Frequently Asked Questions
When does the Motorola Edge 70 Pro+ launch?
The Motorola Edge 70 Pro+ debuts on June 4 in India, where it joins the already-available Edge 70 Pro. Motorola published the full specifications on its official site ahead of that date, leaving only pricing to be announced at the event.
What is the expected price of the Motorola Edge 70 Pro+?
Listings have tipped a price of around ₹49,999, but Motorola has not officially confirmed it. That figure would sit above the Edge 70 Pro, which starts at ₹38,999, placing the Pro+ in the upper mid-premium band.
Which chipset powers the Motorola Edge 70 Pro+?
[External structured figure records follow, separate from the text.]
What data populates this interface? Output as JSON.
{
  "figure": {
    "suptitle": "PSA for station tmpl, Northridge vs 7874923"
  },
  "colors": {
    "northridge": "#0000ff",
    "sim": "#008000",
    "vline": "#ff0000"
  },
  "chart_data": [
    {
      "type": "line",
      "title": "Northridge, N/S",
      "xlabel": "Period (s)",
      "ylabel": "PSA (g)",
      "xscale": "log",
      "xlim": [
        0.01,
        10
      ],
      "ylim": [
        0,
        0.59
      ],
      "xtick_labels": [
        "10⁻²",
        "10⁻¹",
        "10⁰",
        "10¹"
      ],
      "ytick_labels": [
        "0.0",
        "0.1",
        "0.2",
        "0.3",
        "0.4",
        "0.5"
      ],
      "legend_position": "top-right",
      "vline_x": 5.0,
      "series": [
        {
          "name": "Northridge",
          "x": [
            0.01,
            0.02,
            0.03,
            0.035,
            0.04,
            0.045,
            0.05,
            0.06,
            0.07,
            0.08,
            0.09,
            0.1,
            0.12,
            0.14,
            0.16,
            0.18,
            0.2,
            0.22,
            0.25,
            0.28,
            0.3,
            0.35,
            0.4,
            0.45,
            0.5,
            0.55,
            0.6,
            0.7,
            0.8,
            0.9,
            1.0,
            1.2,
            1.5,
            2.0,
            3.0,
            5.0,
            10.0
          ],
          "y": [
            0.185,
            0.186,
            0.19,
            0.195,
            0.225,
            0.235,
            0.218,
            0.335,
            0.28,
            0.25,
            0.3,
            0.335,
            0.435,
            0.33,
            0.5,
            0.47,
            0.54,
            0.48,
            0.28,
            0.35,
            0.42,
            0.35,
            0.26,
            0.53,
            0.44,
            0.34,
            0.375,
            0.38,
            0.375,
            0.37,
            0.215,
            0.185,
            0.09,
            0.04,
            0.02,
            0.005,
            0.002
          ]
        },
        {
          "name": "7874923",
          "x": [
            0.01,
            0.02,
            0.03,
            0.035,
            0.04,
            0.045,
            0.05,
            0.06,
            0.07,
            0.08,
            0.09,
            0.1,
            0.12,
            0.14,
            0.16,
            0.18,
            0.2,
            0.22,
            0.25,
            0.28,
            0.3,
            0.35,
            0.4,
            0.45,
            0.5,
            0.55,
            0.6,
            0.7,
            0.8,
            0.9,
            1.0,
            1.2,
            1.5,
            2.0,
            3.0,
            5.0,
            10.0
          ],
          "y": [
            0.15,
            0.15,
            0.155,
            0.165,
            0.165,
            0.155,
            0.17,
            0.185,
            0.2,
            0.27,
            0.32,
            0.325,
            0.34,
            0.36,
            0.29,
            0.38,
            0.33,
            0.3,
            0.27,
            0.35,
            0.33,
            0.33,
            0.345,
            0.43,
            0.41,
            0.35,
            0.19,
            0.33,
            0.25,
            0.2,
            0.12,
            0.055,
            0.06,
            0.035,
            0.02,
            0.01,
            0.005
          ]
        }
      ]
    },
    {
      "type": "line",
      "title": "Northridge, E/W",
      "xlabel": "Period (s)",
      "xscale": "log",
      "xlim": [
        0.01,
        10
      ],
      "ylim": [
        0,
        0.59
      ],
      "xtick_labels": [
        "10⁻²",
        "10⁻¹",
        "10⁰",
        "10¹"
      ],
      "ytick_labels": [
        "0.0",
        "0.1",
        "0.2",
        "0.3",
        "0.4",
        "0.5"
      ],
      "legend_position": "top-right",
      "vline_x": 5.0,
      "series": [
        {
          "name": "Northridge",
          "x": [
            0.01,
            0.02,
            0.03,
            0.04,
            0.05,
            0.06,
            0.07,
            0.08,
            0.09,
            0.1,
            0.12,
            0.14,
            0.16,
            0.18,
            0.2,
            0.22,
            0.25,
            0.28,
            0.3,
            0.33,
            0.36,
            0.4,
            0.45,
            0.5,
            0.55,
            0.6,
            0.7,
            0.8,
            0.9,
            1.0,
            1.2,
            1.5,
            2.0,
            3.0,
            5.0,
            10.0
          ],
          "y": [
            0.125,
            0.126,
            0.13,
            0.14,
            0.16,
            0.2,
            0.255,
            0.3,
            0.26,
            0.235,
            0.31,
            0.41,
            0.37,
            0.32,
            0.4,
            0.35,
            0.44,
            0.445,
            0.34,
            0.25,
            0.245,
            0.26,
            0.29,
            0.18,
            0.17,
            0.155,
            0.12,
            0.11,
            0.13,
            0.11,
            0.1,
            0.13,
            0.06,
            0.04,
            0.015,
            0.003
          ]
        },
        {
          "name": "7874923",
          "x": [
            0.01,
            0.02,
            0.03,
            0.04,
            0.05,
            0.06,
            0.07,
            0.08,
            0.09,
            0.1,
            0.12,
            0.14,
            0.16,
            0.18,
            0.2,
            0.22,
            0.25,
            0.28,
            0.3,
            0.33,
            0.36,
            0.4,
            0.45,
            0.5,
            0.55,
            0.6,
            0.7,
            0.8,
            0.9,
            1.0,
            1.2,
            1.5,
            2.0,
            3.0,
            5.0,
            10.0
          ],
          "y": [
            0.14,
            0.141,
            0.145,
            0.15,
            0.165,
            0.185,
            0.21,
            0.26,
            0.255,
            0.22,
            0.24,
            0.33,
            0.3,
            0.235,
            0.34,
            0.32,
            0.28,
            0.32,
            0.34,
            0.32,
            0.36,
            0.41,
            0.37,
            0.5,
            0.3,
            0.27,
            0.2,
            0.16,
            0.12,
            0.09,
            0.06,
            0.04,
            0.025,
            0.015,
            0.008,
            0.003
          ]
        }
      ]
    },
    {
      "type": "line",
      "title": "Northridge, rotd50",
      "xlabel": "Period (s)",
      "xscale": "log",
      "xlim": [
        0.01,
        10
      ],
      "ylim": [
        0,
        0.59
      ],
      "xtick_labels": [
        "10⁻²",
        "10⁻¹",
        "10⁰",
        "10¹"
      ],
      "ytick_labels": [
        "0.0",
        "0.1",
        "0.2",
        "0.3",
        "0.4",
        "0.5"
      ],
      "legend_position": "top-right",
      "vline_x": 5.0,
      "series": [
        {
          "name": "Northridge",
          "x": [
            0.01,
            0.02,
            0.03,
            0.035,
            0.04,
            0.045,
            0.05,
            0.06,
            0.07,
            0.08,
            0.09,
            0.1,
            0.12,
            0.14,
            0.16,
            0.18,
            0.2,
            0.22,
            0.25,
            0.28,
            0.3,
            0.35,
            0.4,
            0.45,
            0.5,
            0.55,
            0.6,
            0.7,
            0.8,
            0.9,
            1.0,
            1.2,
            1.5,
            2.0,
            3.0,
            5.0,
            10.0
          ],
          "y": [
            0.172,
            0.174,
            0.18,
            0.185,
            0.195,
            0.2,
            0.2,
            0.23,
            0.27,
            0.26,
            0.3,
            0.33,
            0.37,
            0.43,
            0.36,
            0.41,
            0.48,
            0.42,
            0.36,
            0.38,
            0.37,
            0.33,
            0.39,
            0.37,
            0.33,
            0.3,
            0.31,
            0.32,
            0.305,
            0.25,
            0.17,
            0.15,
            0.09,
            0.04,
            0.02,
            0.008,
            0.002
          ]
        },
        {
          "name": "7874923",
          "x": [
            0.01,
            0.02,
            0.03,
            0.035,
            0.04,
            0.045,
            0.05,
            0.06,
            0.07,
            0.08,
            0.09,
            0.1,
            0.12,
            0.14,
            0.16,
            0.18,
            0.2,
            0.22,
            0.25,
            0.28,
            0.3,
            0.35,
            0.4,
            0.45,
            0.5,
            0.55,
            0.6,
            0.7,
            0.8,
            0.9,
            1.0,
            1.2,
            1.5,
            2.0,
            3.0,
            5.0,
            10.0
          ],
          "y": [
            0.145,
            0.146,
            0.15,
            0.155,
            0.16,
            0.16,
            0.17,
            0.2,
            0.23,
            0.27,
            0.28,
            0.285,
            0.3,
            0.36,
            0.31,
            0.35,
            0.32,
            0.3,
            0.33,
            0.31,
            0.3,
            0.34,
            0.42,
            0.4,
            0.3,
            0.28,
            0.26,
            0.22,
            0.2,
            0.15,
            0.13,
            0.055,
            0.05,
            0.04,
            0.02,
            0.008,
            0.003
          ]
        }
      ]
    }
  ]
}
It uses the MediaTek Dimensity 8500 Extreme, a 4-nanometer, 8-core part with Arm Cortex-A725 cores up to 3.4GHz and a Mali-G720 MC8 GPU. It is an upper-tier chip rather than a top-end flagship processor, paired here with 12GB of RAM and 256GB of storage.
How big is the Motorola Edge 70 Pro+ battery and how fast does it charge?
The phone packs a 6,500mAh silicon-carbon battery inside a 7.34mm frame. It supports 90W TurboPower wired charging, 15W wireless charging, 10W reverse wireless charging and 5W wired reverse charging.
Does the Motorola Edge 70 Pro+ have a periscope camera?
Yes. It carries a 50-megapixel periscope telephoto sensor with 3.5x optical zoom, alongside a 50-megapixel Sony LYTIA 710 main camera with OIS and a 50-megapixel autofocus ultrawide. The front camera is also a 50-megapixel unit.
How long will the Motorola Edge 70 Pro+ get software updates?
Motorola is promising three years of Android operating-system upgrades and up to five years of security patches. The phone runs Android 16 out of the box.